Slimdown your HTML to Markdown

·

5 min read

Ever needed to convert a basic Wiki page to Markdown? Well recently, that was the situation I was in. And with a desire to learn more Python, I decided to ignore great alternatives such as Markdownify, Python-Markdownify, and html2text, and instead opted to take a stab at writing a basic tool to do the job for me.


What is Slimdown?

slimdown@github

Slimdown was a weekend project, born from my need to convert some HTML documents to Markdown.

Whilst I could have used the established tools I listed above, since I had a free weekend and a yearning to learn more Python, I thought why not.

The goal was simple: hand the script an HTML file and get a Markdown file in return. But as we all know, things are never that simple...

Future Development

Currently, the version on Github is 1.2. It's not perfect, and there are a few minor annoyances to resolve. However, at the end of the day, it performs its purpose well. I will revisit from time to time to continually develop and update it, as there are some issues to resolve and potentially more use cases and functionality I'd like to support.

At this point, I feel it's mostly stable and functional enough not to require too much time and attention. I am working on one last update (refactoring and adding tests, more PEP8 adherent) but it's nothing game-changing for functionality - it's mostly for my own sanity. Besides, the beauty of open source is that those who value it can give their time and expertise to it when I can't, right?

Problems Faced

One of the key problems I faced during the development of Slimdown was the reliance on Pythons HTMLParser library.

The trouble was, the feed() function is the only public interface to the library's functionality, within which it calls the internal functions with handle_*() names, procedurally. Ultimately, this meant it turned out to be less straightforward than expected when attempting to parse HTML hyperlinks to their equivalent Markdown format.

Take the following example:

<a href="https://www.hooli.xyz">Link Text</a>

Although many other functions exist to parse other components of the element, feed() will process those you override in your client class, in order. In our case, lets say we override handle_starttag(), handle_data(), and handle_endtag(). This means these three factors of the above hyperlink are processed in order.

Let's see how the processing is done. Since the anchor tag and its href attribute are handled together by handle_starttag(), let's see how that translates to markdown. First, it will write out the markdown equivalent of [] when it detects the <a> tag. Then, it will retrieve and write the href attribute, second. So, our markdown translation so far is:

 \[](https://www.hooli.xyz)

Cool. Along the right lines, no?

Here's the issue. Because it's procedural in nature when calling these functions, and there appears no way to manually call them as they require feed() to digest and pass HTML arguments to them, data processing comes afterwards. Meaning our markdown link output ends up as:

\[](https://www.hooli.xyz)Link Text

While the rest of the program worked and translates the markup into markdown without issue, as we can see, this part of its core functionality fails. While we could just open the resulting markdown file afterwards and manually copy and paste the link text inside the [], imagine if a user wanted to translate a document with 500 external links. In scenarios like this, while functionality is mostly there, the most fundamental heuristic of being fit-for-purpose is far from achieved.

A Solution

While I may come to see one day that the solution I've implemented is bogus or overly complicated, it is at this time, a solution nonetheless. And I'm quite pleased with it. While it does have the extra overhead of rewriting the file, it now handles these externally linking anchor tags correctly. And it does so by using Regular Expressions.

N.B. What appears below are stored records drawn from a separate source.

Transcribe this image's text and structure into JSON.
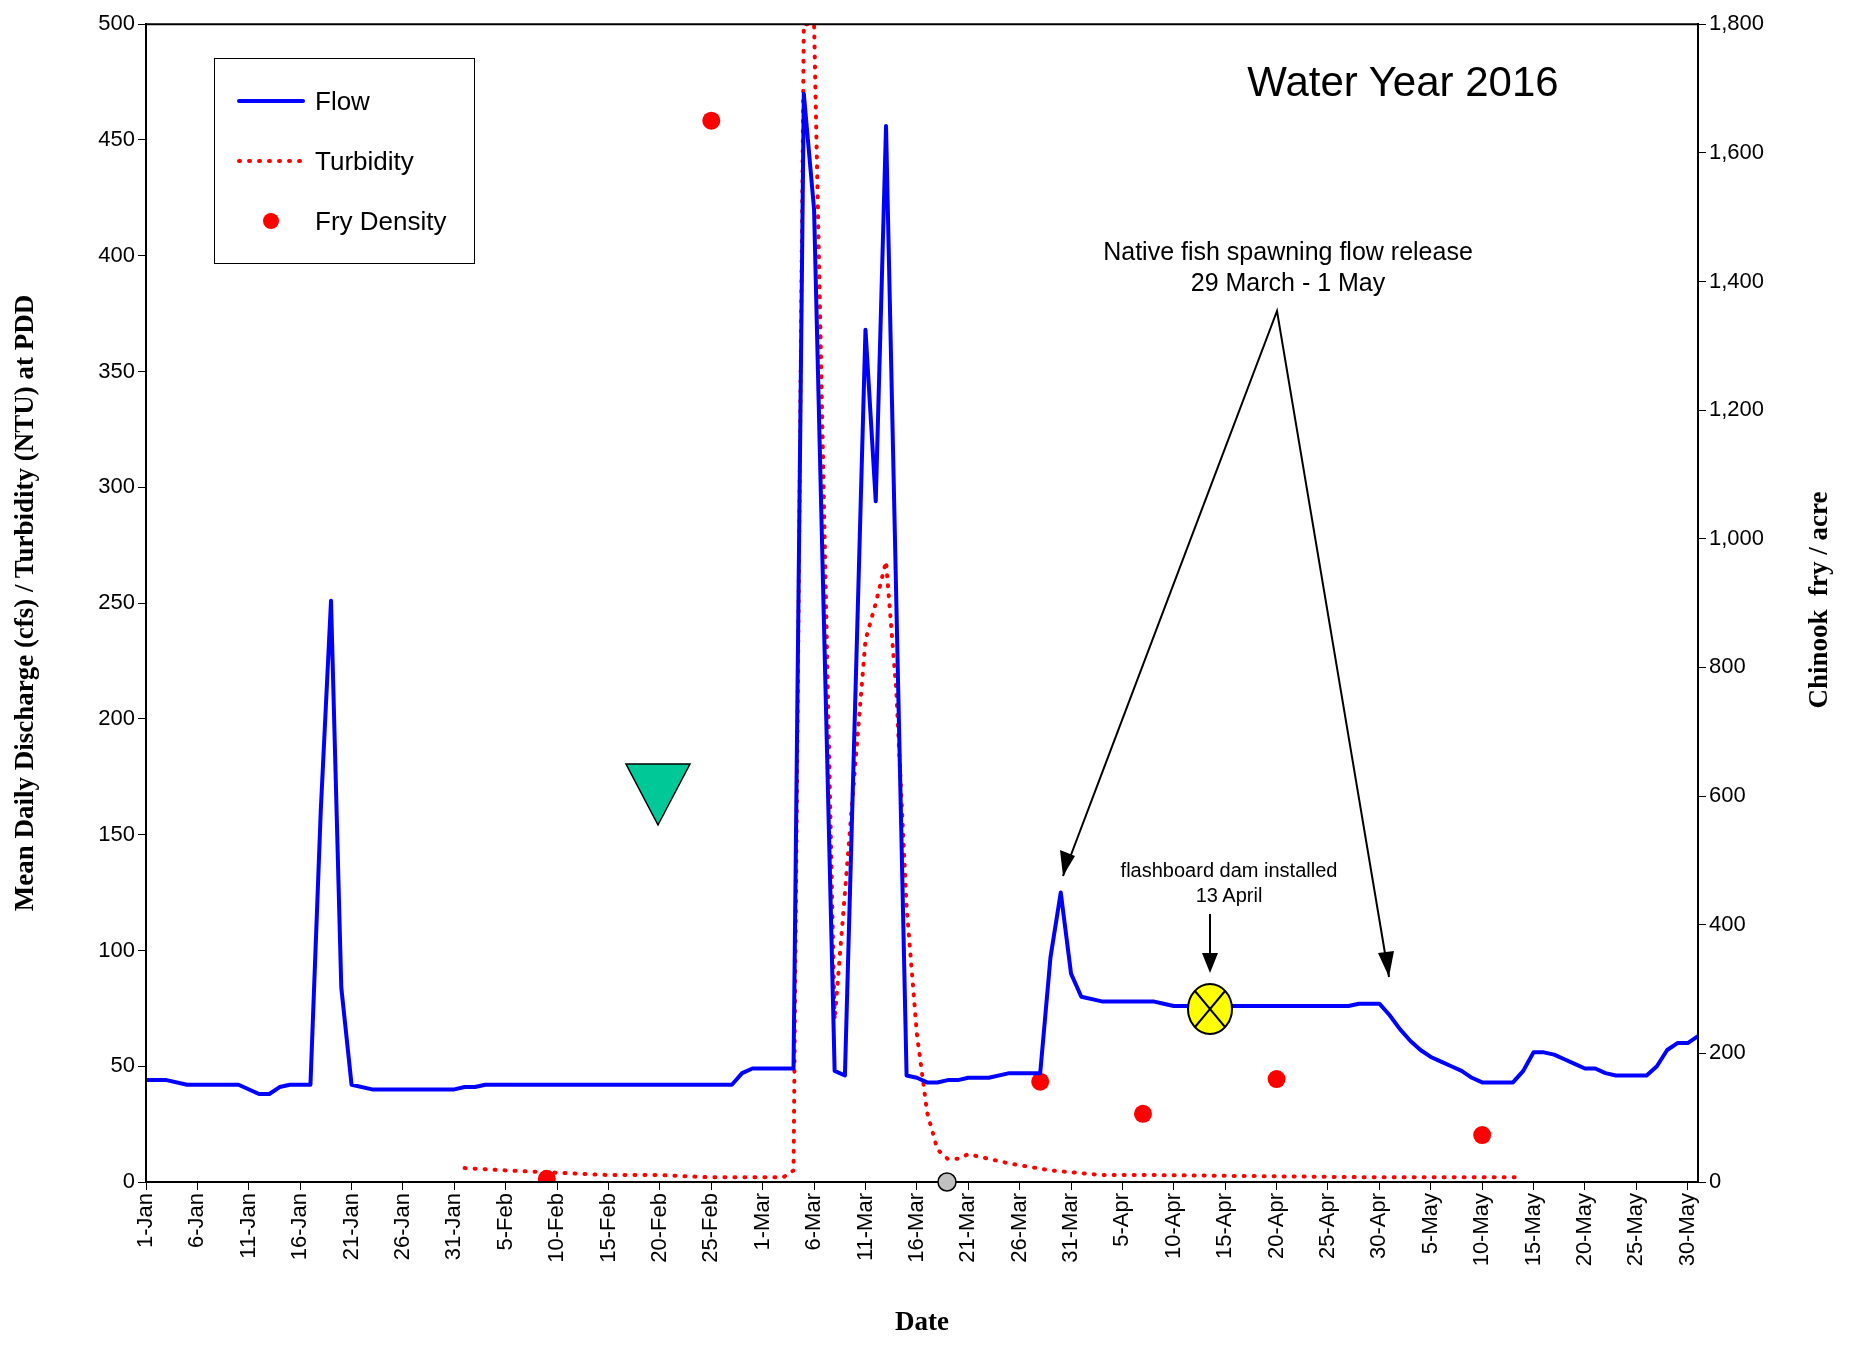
{
  "chart_data": {
    "type": "line",
    "title": "Water Year 2016",
    "xlabel": "Date",
    "ylabel": "Mean Daily Discharge (cfs) / Turbidity (NTU) at PDD",
    "y2label": "Chinook  fry / acre",
    "xlim": [
      "--01-01",
      "--05-31"
    ],
    "xticks": [
      {
        "value": "--01-01",
        "label": "1-Jan"
      },
      {
        "value": "--01-06",
        "label": "6-Jan"
      },
      {
        "value": "--01-11",
        "label": "11-Jan"
      },
      {
        "value": "--01-16",
        "label": "16-Jan"
      },
      {
        "value": "--01-21",
        "label": "21-Jan"
      },
      {
        "value": "--01-26",
        "label": "26-Jan"
      },
      {
        "value": "--01-31",
        "label": "31-Jan"
      },
      {
        "value": "--02-05",
        "label": "5-Feb"
      },
      {
        "value": "--02-10",
        "label": "10-Feb"
      },
      {
        "value": "--02-15",
        "label": "15-Feb"
      },
      {
        "value": "--02-20",
        "label": "20-Feb"
      },
      {
        "value": "--02-25",
        "label": "25-Feb"
      },
      {
        "value": "--03-01",
        "label": "1-Mar"
      },
      {
        "value": "--03-06",
        "label": "6-Mar"
      },
      {
        "value": "--03-11",
        "label": "11-Mar"
      },
      {
        "value": "--03-16",
        "label": "16-Mar"
      },
      {
        "value": "--03-21",
        "label": "21-Mar"
      },
      {
        "value": "--03-26",
        "label": "26-Mar"
      },
      {
        "value": "--03-31",
        "label": "31-Mar"
      },
      {
        "value": "--04-05",
        "label": "5-Apr"
      },
      {
        "value": "--04-10",
        "label": "10-Apr"
      },
      {
        "value": "--04-15",
        "label": "15-Apr"
      },
      {
        "value": "--04-20",
        "label": "20-Apr"
      },
      {
        "value": "--04-25",
        "label": "25-Apr"
      },
      {
        "value": "--04-30",
        "label": "30-Apr"
      },
      {
        "value": "--05-05",
        "label": "5-May"
      },
      {
        "value": "--05-10",
        "label": "10-May"
      },
      {
        "value": "--05-15",
        "label": "15-May"
      },
      {
        "value": "--05-20",
        "label": "20-May"
      },
      {
        "value": "--05-25",
        "label": "25-May"
      },
      {
        "value": "--05-30",
        "label": "30-May"
      }
    ],
    "ylim": [
      0,
      500
    ],
    "yticks": [
      0,
      50,
      100,
      150,
      200,
      250,
      300,
      350,
      400,
      450,
      500
    ],
    "y2lim": [
      0,
      1800
    ],
    "y2ticks": [
      0,
      200,
      400,
      600,
      800,
      {
        "value": 1000,
        "label": "1,000"
      },
      {
        "value": 1200,
        "label": "1,200"
      },
      {
        "value": 1400,
        "label": "1,400"
      },
      {
        "value": 1600,
        "label": "1,600"
      },
      {
        "value": 1800,
        "label": "1,800"
      }
    ],
    "legend": "top left",
    "series": [
      {
        "name": "Flow",
        "type": "line",
        "color": "#0000ff",
        "line_style": "solid",
        "marker": "none",
        "x": [
          "--01-01",
          "--01-03",
          "--01-05",
          "--01-10",
          "--01-12",
          "--01-13",
          "--01-14",
          "--01-15",
          "--01-17",
          "--01-18",
          "--01-19",
          "--01-20",
          "--01-21",
          "--01-23",
          "--01-31",
          "--02-01",
          "--02-02",
          "--02-03",
          "--02-27",
          "--02-28",
          "--02-29",
          "--03-04",
          "--03-05",
          "--03-06",
          "--03-08",
          "--03-09",
          "--03-11",
          "--03-12",
          "--03-13",
          "--03-15",
          "--03-16",
          "--03-17",
          "--03-18",
          "--03-19",
          "--03-20",
          "--03-21",
          "--03-23",
          "--03-25",
          "--03-28",
          "--03-29",
          "--03-30",
          "--03-31",
          "--04-01",
          "--04-03",
          "--04-08",
          "--04-09",
          "--04-10",
          "--04-27",
          "--04-28",
          "--04-30",
          "--05-01",
          "--05-02",
          "--05-03",
          "--05-04",
          "--05-05",
          "--05-06",
          "--05-07",
          "--05-08",
          "--05-09",
          "--05-10",
          "--05-13",
          "--05-14",
          "--05-15",
          "--05-16",
          "--05-17",
          "--05-18",
          "--05-19",
          "--05-20",
          "--05-21",
          "--05-22",
          "--05-23",
          "--05-26",
          "--05-27",
          "--05-28",
          "--05-29",
          "--05-30",
          "--05-31"
        ],
        "values": [
          44,
          44,
          42,
          42,
          38,
          38,
          41,
          42,
          42,
          160,
          251,
          84,
          42,
          40,
          40,
          41,
          41,
          42,
          42,
          47,
          49,
          49,
          470,
          420,
          48,
          46,
          368,
          294,
          456,
          46,
          45,
          43,
          43,
          44,
          44,
          45,
          45,
          47,
          47,
          97,
          125,
          90,
          80,
          78,
          78,
          77,
          76,
          76,
          77,
          77,
          72,
          66,
          61,
          57,
          54,
          52,
          50,
          48,
          45,
          43,
          43,
          48,
          56,
          56,
          55,
          53,
          51,
          49,
          49,
          47,
          46,
          46,
          50,
          57,
          60,
          60,
          63
        ]
      },
      {
        "name": "Turbidity",
        "type": "line",
        "color": "#ff0000",
        "line_style": "dotted",
        "marker": "none",
        "x": [
          "--02-01",
          "--02-05",
          "--02-10",
          "--02-15",
          "--02-20",
          "--02-25",
          "--03-03",
          "--03-04",
          "--03-05",
          "--03-06",
          "--03-08",
          "--03-10",
          "--03-11",
          "--03-12",
          "--03-13",
          "--03-14",
          "--03-15",
          "--03-16",
          "--03-17",
          "--03-18",
          "--03-19",
          "--03-20",
          "--03-21",
          "--03-23",
          "--03-25",
          "--03-29",
          "--04-03",
          "--04-08",
          "--04-30",
          "--05-14"
        ],
        "values": [
          6,
          5,
          4,
          3,
          3,
          2,
          2,
          5,
          500,
          500,
          70,
          180,
          234,
          250,
          268,
          212,
          119,
          64,
          30,
          14,
          10,
          10,
          12,
          10,
          8,
          5,
          3,
          3,
          2,
          2
        ]
      },
      {
        "name": "Fry Density",
        "type": "scatter",
        "axis": "y2",
        "color": "#ff0000",
        "marker": "circle",
        "x": [
          "--02-09",
          "--02-25",
          "--03-28",
          "--04-07",
          "--04-20",
          "--05-10"
        ],
        "values": [
          5,
          1650,
          156,
          106,
          160,
          73
        ]
      }
    ],
    "annotations": [
      "Native fish spawning flow release\n29 March - 1 May",
      "flashboard dam installed\n13 April"
    ]
  }
}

It was the first time I'd properly delved into regex with a real-world problem to solve and I'm rather pleased with the outcome. Again, in time, I may well come to see flaws in it or find a way around the interface constraints. However, for now, it was good fun and seems to do the job!

I think I'll leave the dissection of the regex I designed for another post where I can get into detail about them, as I'm still learning them myself, and I find them exciting and powerful.

No Use Crying Over Spilt Milk

Better to clean it up and be more careful not to knock it over again, in my view. While I've long been making the effort to manage and beware of dependencies, this one escaped me as it was more to do with the constraints of the libraries interface, rather than concerns about potential breaking changes, tight coupling, or dependency hell. This was an implementation oversight rather than a design oversight, I think.

While I've long been careful to manage my dependencies as best possible, this one escaped me as it was more to do with the constraints of the library and its interface, rather than concerns about potential breaking changes.

Ultimately, the lesson learned here was to be more conscious and aware of dependencies on other libraries and services. While the possibility of having the implementation or interface for this library changed under my feet is fairly low, the more prominent issue turned out to be using the library before doing a little more upfront planning and investigation.

While I had experimented with a prototype to evaluate whether it was fit for purpose in this use case, the oversight was in the constraints of the interface to the library's functionality and the effect this had on my overall architecture.

It's a tough balance to strike. How much is enough planning and investigating? However much it is for each problem, constraints, or developer, I can admit there wasn't quite enough this time. This is great because after the annoyance this caused, It'll certainly be in the back of my mind here on in.